Now, it appears to be doing so earlier and lingering for longer than it once did.
Scientists led by the University of New Hampshire have found that the “vernal window,” natural events that mark the transition from winter to the growing season, appears to be opening earlier and unfolding over a longer time frame.
The new study, published in the journal Global Change Biology, shows that warmer winters with less snow have resulted in a longer lag time between spring events, and thus a more protracted vernal window.
“Historically, the transition into spring is comparatively shorter than other seasons,” said Alexandra Contosta, a research assistant professor at the University of New Hampshire’s Earth Systems Research Center. “Something striking happens after a very cold winter or when there’s been a lot of snow. Things seem to wake up all together, which is why spring seems to happen so quickly and can feel so dramatic.”
Investigating a slower rollout of spring: researcher Alexandra Contosta. Image: UNH
In the Northern Hemisphere, the extent of annual snow cover has declined significantly in the past 30 years. To see if the dwindling snow cover has influenced the vernal window, Contosta and a team of scientists collected data for three years from a network of soil and water sensors across the state of New Hampshire installed by EPSCoR. They monitored snow levels and the forest canopy for three years.

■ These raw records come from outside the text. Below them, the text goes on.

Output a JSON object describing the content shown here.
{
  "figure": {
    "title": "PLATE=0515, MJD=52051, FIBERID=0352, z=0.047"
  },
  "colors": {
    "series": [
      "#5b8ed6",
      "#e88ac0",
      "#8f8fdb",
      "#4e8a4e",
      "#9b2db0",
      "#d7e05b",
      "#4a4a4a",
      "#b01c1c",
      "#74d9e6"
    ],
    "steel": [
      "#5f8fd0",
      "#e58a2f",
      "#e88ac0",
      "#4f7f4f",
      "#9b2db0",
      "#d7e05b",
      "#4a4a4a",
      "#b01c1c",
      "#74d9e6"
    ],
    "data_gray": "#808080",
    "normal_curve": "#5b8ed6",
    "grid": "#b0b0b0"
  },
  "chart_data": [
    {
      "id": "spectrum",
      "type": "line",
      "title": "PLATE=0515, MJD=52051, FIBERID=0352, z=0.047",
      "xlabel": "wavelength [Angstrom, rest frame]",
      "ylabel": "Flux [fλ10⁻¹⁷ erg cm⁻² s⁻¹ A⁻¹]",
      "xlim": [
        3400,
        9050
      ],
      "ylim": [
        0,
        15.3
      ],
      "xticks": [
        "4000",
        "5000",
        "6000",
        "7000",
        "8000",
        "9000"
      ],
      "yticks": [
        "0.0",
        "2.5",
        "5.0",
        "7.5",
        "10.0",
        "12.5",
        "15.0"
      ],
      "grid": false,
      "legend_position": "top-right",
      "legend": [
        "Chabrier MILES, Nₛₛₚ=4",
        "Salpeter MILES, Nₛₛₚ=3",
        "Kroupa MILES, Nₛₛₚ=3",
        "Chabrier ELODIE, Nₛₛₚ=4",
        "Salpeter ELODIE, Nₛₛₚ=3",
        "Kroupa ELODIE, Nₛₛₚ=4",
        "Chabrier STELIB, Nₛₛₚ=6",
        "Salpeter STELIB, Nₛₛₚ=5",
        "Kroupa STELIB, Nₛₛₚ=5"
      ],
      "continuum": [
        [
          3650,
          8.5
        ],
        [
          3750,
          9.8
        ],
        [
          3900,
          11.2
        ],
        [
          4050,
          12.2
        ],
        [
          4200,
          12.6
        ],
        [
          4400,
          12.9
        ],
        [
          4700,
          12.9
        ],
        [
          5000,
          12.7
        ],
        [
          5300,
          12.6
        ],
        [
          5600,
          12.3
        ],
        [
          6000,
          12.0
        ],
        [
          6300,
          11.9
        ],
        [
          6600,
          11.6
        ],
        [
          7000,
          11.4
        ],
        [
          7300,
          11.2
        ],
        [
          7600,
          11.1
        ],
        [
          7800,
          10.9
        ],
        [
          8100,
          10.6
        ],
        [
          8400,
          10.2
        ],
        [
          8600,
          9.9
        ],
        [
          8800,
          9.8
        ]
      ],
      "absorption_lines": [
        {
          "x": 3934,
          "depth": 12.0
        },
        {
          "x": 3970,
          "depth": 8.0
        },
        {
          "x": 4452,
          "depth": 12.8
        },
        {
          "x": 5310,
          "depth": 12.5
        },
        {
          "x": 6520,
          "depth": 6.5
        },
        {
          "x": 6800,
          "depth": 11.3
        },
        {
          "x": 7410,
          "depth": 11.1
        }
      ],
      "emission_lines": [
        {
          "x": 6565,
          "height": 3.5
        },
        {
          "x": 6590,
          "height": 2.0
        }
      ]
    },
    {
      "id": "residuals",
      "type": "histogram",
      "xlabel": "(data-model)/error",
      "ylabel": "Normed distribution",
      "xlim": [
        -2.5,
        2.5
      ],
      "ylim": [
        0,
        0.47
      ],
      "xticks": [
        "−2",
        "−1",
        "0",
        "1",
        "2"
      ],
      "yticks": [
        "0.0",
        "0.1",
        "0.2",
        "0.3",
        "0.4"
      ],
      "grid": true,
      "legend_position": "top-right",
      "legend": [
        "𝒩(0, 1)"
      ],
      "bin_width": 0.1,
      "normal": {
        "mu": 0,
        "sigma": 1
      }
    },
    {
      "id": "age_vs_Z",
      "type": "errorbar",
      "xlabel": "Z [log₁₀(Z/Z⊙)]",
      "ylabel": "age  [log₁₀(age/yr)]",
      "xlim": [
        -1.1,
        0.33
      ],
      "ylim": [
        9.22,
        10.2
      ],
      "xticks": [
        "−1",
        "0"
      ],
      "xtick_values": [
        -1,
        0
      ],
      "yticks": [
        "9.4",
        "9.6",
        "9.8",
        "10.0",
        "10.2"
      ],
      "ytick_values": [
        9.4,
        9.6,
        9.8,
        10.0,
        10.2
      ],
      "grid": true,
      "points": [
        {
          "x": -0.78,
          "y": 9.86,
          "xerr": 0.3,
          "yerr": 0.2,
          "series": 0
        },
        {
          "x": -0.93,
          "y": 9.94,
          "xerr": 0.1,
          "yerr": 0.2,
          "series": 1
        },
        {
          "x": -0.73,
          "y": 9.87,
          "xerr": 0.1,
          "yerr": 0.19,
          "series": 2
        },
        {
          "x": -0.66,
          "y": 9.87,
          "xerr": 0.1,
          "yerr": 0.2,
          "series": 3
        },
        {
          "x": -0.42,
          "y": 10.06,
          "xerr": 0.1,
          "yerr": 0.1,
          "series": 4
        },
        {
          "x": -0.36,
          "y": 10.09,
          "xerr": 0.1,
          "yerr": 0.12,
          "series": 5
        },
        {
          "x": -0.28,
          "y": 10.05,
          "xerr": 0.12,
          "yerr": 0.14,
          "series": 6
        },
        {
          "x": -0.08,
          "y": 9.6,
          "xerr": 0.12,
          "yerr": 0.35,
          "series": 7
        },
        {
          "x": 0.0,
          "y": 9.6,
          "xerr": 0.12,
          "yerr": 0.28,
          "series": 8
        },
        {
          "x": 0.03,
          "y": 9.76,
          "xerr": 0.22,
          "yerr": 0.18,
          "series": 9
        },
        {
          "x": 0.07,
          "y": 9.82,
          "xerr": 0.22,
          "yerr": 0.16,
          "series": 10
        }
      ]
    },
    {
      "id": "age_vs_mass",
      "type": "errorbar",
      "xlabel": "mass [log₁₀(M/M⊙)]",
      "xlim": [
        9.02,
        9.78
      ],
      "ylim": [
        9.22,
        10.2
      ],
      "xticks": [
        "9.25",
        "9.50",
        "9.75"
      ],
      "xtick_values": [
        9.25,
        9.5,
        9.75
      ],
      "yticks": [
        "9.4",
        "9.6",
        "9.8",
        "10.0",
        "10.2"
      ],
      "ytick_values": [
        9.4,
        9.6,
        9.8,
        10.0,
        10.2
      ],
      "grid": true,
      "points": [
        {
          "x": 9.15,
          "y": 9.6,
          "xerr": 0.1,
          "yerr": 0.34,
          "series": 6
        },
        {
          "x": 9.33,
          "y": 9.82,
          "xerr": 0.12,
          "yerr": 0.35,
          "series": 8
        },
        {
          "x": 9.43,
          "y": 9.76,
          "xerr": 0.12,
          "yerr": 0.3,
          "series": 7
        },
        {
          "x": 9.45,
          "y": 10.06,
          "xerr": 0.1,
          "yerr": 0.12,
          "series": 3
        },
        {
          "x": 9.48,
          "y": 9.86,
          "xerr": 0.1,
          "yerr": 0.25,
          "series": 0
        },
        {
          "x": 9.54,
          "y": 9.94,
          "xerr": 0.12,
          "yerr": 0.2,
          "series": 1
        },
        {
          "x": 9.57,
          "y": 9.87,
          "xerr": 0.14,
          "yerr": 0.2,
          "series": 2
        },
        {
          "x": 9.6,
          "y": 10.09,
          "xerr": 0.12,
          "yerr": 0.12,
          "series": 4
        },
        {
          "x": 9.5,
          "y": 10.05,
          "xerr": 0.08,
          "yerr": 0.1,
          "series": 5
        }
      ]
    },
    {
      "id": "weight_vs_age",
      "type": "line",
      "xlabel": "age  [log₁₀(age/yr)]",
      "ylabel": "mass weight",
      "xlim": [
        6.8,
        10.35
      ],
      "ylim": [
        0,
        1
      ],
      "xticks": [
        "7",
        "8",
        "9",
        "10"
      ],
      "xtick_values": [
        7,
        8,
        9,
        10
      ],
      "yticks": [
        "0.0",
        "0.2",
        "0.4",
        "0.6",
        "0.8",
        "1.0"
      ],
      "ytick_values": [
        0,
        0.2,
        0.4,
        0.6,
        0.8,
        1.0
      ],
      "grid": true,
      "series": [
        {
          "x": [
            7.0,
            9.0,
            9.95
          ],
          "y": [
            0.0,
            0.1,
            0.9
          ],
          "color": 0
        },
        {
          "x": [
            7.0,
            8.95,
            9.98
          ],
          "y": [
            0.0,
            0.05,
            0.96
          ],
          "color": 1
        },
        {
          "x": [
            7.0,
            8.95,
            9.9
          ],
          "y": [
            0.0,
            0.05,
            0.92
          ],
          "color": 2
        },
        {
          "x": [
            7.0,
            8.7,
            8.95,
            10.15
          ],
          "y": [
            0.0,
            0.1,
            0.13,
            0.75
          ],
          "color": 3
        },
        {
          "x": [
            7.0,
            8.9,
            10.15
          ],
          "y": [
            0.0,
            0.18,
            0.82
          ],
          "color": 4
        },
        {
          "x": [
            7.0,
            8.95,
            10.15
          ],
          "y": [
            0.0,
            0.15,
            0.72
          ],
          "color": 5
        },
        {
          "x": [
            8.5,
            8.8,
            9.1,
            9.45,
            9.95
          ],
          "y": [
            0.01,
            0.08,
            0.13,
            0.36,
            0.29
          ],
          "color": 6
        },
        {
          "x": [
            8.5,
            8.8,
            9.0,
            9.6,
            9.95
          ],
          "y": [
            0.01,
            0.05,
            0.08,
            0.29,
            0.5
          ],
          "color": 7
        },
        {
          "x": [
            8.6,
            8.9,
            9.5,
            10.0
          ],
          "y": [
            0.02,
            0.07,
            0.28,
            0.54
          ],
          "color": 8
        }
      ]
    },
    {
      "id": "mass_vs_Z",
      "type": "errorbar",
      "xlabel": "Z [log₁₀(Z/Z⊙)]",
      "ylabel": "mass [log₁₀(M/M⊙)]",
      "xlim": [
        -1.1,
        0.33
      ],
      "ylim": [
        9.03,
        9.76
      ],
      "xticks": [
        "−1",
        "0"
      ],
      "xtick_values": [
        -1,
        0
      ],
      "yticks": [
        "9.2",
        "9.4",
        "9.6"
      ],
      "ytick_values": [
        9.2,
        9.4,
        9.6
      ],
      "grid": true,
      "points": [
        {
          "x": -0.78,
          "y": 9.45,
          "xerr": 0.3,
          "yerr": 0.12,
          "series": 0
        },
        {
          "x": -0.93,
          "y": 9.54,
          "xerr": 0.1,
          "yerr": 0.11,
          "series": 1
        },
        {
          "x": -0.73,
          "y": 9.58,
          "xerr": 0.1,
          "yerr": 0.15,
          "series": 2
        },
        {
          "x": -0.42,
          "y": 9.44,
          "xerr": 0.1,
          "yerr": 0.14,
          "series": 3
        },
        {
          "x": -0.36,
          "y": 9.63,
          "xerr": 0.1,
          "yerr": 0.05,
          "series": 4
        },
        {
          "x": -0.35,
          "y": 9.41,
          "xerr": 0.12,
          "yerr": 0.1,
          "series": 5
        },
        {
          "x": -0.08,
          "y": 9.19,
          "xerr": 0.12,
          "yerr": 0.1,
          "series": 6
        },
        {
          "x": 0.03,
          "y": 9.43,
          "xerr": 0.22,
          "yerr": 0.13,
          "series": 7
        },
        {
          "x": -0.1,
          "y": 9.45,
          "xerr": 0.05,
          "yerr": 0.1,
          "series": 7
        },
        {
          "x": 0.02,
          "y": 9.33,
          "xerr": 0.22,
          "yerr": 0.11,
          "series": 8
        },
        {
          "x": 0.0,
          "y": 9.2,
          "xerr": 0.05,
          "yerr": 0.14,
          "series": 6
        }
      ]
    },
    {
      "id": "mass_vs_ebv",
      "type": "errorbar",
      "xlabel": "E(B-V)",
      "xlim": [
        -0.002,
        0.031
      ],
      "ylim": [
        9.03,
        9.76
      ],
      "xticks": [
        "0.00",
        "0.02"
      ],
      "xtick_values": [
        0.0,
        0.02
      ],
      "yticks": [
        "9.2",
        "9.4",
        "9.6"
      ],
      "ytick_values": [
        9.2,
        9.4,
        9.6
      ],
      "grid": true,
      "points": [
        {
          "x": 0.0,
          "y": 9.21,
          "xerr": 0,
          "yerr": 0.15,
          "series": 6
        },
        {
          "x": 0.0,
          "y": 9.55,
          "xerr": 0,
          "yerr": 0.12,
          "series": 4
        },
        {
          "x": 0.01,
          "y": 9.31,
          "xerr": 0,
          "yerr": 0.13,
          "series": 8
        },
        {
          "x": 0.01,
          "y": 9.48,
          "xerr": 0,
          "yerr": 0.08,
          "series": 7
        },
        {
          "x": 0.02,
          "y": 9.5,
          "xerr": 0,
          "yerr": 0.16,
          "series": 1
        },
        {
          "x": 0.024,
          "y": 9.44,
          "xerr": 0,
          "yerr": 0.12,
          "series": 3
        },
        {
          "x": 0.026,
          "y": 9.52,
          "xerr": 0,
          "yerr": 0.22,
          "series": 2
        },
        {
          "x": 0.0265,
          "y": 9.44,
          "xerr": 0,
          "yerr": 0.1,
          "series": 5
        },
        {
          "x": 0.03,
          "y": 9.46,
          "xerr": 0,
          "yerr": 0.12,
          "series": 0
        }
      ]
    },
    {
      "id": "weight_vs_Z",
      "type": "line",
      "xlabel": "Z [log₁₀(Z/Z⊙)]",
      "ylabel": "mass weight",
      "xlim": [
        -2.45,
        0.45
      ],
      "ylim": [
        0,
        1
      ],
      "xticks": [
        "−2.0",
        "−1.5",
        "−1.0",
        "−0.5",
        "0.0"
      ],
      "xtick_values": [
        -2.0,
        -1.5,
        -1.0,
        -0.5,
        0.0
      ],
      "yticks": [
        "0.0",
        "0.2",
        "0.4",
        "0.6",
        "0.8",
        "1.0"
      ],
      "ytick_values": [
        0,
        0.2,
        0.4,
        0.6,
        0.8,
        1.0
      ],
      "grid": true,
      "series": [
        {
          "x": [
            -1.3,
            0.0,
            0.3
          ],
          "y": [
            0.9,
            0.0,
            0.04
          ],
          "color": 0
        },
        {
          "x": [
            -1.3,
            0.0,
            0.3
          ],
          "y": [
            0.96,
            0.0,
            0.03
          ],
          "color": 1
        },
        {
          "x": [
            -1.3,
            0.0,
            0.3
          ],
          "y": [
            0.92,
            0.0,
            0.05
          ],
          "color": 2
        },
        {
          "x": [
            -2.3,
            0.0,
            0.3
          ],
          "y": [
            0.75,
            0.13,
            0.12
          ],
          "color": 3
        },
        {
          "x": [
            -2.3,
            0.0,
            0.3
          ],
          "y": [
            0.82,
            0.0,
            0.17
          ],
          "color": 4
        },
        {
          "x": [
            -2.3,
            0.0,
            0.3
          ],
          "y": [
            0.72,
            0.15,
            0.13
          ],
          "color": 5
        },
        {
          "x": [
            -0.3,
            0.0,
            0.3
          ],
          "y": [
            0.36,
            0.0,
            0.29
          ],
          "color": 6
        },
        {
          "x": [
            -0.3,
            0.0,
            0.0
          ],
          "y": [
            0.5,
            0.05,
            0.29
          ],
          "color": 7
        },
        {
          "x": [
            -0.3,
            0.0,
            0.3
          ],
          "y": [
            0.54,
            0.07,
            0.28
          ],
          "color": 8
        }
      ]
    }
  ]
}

A team of more than 100 volunteers across the state contributed data on precipitation and streams. The team examined dates when certain events marking the seasonal transition occurred, such as the melting of snow and the emergence of leaves in trees, and determined the time period between these events.
They found that winter air temperatures and snowpack characteristics at the time of melt have a direct impact on lags in in the rollout of spring. Snow acts as a heat buffer; when it is present, the study found, there is more synchronicity in the many transitions that take place in soil, streams and canopy – meaning, spring erupts suddenly. When there is no snow, there are long lags between these transitions, and spring shuffles forth at a slower pace.
Contosta and her team will study the potential ecological, social, and economic consequences of a changing timetable for spring. For example, a longer spring in the Northeast could mean a shift in the duration of the sugar maple season. Earlier lake thaw might have implications for migratory birds that do not arrive at the time of ice melt, causing a delay, or lengthening, in springtime ecological events.
The researchers plan to test their conclusions with data from a larger geographic area and over longer periods.